Two intertwined themes—deep learning and embedded vision—bubbled up in conversations, product demonstrations and classes throughout Automate 2023 in Detroit.
Those weren’t the only topics covered, of course, but they were among the dominant subjects in a show—put together by the staff at the Association for Advancing Automation (A3)—exploring the latest developments in machine vision, robotics, motion control and industrial AI.
Held in Detroit, Michigan, from May 22-25, the event included a large show floor with more than 600 exhibitors, classes, networking events, and a startup challenge.
For the staff members at Vision Systems Design, the show kicked off early Monday morning when we announced the 2023 Vision Systems Design Innovators Awards Honorees.
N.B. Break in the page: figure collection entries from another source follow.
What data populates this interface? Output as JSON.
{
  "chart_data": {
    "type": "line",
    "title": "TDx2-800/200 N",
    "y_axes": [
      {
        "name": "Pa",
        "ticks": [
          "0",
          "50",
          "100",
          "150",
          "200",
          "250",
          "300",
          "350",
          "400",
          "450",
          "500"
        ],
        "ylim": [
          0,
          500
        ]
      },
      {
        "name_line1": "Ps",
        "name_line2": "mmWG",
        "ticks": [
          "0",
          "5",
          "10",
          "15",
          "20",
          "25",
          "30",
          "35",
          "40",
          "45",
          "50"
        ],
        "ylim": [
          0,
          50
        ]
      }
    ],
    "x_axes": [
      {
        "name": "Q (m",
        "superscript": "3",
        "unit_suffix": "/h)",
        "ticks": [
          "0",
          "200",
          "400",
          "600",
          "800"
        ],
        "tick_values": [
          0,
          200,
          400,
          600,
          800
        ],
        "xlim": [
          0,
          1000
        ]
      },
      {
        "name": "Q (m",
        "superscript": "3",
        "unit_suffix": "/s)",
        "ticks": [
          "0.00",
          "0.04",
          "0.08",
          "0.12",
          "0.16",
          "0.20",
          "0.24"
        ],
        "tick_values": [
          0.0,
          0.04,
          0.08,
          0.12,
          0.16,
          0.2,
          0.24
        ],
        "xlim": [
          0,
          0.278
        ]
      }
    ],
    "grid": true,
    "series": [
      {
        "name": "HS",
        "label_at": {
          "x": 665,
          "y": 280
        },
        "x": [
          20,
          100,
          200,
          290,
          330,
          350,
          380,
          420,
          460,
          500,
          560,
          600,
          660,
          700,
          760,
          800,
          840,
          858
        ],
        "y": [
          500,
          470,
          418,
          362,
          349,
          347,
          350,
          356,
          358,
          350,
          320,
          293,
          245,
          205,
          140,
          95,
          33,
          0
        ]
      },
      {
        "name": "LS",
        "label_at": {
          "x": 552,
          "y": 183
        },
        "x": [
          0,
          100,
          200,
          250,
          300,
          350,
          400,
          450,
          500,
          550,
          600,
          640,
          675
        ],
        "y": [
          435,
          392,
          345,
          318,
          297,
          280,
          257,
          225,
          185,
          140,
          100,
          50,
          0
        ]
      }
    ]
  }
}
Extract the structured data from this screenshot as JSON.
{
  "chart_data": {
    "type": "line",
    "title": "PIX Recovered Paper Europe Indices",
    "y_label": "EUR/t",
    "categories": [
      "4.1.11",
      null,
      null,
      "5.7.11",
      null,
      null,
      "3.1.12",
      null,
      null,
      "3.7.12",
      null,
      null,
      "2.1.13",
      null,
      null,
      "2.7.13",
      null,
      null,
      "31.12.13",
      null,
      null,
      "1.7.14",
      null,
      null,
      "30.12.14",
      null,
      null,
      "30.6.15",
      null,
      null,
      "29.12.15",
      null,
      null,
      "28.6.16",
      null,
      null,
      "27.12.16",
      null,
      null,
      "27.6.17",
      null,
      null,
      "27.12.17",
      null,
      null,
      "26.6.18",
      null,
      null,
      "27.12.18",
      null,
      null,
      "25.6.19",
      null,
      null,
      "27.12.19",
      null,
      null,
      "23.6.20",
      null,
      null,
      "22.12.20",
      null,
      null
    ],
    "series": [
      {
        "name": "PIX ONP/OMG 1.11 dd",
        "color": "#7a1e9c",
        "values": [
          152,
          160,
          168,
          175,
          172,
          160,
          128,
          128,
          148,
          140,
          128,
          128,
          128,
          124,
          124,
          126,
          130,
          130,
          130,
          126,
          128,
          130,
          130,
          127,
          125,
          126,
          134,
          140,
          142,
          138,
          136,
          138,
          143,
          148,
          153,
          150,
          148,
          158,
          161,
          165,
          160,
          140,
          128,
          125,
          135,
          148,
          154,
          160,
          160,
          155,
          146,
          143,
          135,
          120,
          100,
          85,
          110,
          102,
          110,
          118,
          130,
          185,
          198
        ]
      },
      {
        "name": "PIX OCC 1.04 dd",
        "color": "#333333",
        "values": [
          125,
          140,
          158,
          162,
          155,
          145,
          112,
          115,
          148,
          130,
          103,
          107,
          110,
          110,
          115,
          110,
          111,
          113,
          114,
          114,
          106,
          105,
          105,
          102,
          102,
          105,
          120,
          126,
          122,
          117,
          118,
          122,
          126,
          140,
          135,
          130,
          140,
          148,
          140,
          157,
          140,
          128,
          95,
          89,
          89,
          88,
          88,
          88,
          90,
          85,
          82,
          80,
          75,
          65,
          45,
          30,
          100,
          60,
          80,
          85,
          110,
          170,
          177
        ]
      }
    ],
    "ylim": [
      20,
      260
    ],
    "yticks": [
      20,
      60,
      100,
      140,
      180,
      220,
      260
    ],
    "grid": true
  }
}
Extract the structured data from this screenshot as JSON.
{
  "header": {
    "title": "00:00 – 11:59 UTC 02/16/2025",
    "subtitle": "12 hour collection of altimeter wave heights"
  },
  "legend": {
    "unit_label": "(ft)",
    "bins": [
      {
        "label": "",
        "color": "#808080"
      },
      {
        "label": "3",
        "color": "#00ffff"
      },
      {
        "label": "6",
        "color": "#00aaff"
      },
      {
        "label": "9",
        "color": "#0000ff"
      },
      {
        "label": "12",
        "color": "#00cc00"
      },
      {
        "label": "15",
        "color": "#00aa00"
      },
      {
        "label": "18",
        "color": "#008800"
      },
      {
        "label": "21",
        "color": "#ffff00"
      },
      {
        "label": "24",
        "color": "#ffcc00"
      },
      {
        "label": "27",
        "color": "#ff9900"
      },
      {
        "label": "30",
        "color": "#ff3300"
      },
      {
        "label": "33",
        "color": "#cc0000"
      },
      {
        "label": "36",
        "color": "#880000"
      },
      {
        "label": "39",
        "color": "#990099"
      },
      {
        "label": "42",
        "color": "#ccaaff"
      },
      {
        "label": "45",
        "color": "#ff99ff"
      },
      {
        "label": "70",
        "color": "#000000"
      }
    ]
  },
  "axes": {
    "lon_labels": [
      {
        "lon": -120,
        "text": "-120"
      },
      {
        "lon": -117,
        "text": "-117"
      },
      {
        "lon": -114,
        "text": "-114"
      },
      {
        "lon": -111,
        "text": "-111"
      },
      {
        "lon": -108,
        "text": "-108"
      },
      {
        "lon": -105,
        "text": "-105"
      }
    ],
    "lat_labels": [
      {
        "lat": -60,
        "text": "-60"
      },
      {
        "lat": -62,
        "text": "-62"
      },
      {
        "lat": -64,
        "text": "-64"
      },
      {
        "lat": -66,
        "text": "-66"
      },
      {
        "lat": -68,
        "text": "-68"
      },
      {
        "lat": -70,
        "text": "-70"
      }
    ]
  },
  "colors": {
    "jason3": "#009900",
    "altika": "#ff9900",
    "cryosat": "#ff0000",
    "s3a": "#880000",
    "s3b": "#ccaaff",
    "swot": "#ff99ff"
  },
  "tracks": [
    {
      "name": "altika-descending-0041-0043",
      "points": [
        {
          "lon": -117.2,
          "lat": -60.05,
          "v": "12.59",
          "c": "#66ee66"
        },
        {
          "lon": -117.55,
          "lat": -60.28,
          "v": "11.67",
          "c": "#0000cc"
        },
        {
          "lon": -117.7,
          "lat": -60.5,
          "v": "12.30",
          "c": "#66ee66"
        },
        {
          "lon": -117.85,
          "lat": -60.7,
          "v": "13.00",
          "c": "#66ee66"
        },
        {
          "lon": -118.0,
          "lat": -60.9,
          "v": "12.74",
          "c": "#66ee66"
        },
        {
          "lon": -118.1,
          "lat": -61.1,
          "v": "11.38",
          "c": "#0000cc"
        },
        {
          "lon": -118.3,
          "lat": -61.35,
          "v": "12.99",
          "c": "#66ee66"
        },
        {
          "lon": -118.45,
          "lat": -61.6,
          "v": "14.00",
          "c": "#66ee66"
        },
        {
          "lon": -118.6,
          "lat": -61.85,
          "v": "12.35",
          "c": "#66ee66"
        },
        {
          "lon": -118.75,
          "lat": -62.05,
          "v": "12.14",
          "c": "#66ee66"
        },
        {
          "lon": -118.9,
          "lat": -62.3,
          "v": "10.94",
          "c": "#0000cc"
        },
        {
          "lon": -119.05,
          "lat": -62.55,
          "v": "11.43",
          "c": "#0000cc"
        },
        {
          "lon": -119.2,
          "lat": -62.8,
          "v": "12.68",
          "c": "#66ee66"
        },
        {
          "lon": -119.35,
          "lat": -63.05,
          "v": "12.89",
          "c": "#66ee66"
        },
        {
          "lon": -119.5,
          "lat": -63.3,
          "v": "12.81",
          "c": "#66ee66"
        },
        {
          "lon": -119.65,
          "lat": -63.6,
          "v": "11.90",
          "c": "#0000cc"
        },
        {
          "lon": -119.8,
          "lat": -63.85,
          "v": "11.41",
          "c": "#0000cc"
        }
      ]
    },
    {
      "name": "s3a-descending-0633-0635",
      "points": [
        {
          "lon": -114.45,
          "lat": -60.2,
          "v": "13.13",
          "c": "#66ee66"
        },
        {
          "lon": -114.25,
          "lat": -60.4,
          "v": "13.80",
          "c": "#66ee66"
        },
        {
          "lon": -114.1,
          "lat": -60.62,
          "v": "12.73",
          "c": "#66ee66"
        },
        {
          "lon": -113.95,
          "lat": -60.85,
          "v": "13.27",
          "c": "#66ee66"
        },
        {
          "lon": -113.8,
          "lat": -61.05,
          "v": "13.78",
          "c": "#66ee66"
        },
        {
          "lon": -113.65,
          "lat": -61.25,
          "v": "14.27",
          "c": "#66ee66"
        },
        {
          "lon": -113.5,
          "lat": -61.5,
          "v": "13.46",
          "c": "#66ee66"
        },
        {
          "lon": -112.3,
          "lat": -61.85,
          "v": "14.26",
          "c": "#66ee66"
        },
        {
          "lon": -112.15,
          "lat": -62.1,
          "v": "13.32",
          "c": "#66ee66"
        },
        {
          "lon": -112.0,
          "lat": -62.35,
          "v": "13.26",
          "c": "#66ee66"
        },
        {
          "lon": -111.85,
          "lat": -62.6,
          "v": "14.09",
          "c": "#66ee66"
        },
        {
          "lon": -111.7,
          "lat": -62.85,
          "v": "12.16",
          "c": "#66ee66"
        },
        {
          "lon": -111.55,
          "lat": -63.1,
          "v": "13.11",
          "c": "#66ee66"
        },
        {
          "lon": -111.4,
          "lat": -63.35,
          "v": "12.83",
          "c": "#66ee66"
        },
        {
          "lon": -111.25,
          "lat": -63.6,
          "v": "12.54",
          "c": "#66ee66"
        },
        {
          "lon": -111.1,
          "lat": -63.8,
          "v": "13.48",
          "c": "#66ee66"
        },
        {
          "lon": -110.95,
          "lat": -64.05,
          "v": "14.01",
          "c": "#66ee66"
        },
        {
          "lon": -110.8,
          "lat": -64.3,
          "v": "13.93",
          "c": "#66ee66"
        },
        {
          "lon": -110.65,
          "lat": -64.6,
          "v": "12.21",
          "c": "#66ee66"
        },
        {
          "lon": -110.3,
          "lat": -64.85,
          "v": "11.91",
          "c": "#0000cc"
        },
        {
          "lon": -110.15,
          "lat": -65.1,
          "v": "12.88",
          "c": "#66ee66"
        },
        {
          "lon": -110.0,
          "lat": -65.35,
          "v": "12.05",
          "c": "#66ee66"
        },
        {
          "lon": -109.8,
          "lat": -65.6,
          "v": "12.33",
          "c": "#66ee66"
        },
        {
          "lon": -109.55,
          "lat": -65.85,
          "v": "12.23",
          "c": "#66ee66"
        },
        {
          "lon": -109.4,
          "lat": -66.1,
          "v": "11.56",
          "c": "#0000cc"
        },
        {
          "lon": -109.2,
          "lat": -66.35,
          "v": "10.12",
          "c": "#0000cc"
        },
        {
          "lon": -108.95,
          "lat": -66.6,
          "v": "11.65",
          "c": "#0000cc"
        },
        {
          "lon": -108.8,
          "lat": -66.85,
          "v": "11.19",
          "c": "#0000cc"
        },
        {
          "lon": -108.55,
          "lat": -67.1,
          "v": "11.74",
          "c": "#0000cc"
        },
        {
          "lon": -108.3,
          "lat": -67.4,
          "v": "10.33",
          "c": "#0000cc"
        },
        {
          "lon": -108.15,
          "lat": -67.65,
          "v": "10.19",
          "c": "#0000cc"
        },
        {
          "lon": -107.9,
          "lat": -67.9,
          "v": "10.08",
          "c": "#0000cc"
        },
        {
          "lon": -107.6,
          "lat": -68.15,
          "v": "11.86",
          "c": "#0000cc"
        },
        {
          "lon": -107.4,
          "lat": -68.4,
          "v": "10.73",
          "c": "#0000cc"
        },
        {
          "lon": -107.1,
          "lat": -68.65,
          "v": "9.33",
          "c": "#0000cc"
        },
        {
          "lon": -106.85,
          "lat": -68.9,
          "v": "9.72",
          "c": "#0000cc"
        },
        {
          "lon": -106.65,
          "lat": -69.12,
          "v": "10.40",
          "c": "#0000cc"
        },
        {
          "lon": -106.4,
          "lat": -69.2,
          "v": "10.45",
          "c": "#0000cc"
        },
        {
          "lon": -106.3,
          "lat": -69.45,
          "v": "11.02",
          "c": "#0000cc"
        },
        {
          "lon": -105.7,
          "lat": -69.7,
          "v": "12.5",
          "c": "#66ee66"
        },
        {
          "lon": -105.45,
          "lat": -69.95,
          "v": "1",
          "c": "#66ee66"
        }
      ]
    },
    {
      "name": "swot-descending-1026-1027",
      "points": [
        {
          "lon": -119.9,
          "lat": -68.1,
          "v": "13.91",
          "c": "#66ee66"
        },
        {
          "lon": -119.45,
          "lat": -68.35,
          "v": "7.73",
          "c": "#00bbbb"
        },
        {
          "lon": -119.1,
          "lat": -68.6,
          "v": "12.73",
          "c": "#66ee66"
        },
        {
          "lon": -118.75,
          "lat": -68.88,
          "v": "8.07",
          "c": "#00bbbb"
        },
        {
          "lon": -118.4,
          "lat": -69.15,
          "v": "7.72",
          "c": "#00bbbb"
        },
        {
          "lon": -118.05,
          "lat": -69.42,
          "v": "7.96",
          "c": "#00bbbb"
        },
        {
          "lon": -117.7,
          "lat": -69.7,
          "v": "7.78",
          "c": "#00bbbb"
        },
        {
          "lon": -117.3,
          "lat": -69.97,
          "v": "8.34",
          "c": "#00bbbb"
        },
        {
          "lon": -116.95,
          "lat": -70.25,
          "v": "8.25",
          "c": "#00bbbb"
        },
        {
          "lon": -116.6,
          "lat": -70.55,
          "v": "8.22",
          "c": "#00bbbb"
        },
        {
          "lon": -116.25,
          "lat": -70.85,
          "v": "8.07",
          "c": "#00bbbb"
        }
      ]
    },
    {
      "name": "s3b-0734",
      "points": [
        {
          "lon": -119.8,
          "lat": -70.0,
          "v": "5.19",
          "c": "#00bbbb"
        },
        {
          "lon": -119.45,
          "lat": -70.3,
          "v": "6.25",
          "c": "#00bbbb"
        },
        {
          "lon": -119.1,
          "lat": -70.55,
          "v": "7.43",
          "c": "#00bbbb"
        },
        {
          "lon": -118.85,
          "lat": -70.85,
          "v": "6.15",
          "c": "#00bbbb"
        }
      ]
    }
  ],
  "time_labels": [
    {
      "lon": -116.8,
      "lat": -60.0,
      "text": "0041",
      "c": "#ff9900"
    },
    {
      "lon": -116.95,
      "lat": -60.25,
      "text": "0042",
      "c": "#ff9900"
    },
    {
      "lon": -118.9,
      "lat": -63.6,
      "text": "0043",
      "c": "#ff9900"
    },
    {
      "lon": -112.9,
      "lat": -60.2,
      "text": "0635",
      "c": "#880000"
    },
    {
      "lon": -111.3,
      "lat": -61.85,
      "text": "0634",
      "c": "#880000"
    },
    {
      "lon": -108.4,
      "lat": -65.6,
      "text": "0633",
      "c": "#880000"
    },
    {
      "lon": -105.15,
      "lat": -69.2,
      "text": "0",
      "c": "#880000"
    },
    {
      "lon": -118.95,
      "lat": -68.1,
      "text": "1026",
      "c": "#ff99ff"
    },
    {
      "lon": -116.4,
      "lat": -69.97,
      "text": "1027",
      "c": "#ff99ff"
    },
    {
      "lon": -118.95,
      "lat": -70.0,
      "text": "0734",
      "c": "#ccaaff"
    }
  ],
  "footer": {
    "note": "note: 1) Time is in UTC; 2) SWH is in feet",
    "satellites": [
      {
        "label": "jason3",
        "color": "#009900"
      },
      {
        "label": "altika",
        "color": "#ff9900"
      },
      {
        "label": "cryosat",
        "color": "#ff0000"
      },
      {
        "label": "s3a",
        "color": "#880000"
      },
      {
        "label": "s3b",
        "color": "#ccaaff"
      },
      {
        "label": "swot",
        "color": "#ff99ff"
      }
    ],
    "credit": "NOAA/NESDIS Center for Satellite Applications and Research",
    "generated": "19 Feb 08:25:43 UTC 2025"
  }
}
Based on impartial ratings from a panel of 11 judges, honorees were chosen in four categories: bronze, silver, gold, and platinum. The judges evaluate the submissions based on originality; innovation; impact on designers, systems integrators or end users; whether it fulfills a new market need, leverages a novel technology, and/or increases productivity.
There were three platinum honorees this year: Smart Vision Lights (Norton Shores, MI, USA; www.smartvisionlights.com) with its DoAll Light for Robotic Inspection, Radiant Vision Systems (Redmond, WA, USA; www.radiantvisionsystems.com) with its XRE Lens, and LUCID Vision Labs (Richmond, BC, Canada; www.thinklucid.com) with its Atlas10 Camera with RDMA for Optimal 10GigE Image Transfer.
Learn about all honorees and their products and technologies here.
After the awards presentation, Vision Systems Design’s staff members—there were quite a few of us there representing both editorial and sales—fanned out across the show floor and classrooms.
Deep Learning in Embedded Applications
Deep learning is enabling the inspection of products and surfaces in situations in which traditional machine vision methods have struggled. Jim Witherspoon, product manager at Zebra Technologies (Lincolnshire, IL, USA; www.zebra.com), presented an educational session on “Deep Learning at the Edge.” He described these scenarios as those in which “you don’t know what your defect is, and you don’t know the location.” One example would be a scratch on a car door that occurs during production, he says.
Roger Altendorf, product marketing manager for Baumer Optronic GmbH (Radeberg, Germany; www.baumer.com), says deep learning models can complete complex inspection tasks, such as determining fill levels in bottles, identifying broken pieces, or counting the number of items.
How much of this work is occurring at the edge?
Witherspoon says the current trend is to build deep learning models—including annotating images and then training algorithms—on large servers located in the cloud. Once the model is built, the integrator or end user will deploy it on the factory floor using smaller edge machines. At this point, the model is optimized to take in images, process them and produce results.
Michael Cyros, vice president of sales and support Americas and president of Euresys Inc. (Seraing, Belgium; www.euresys.com), agrees, saying, “a lot of these embedded compute engines are optimized to execute. They are not so well optimized to do the training. Training is done on a bigger, beefier PC with a really expensive GPU card.”
Overall, the trend is for embedded computers to become more powerful without becoming larger, explains Tina Liu, assistant sales director at Cincoze (New Taipei City, Taiwan; www.cincoze.com) “We want to keep the compact size; we don’t want to make it larger. For example, the latest generation Intel 12th generation CPU is 20% larger. We try to keep the same size but incorporate the larger CPU. It is a little bit challenging,” she says.
Smart Cameras at the Edge
Smart cameras—which include an imager, I/O and processor—are another form of edge device. Altendorf says these cameras can be deployed on the factory floor for inspection applications involving an AI model.
Witherspoon adds that these types of cameras would typically be used for “single-point inspections, at a normal speed and simple deep learning.” That’s because you want to limit the amount of processing—and, therefore, heat generation—done in proximity to where the images are acquired.
Whatever phase of the AI/deep learning process show attendees were interested in pursuing—such as model development or execution—companies with associated software and hardware products were at Automate 20023 with booth displays and ready to help.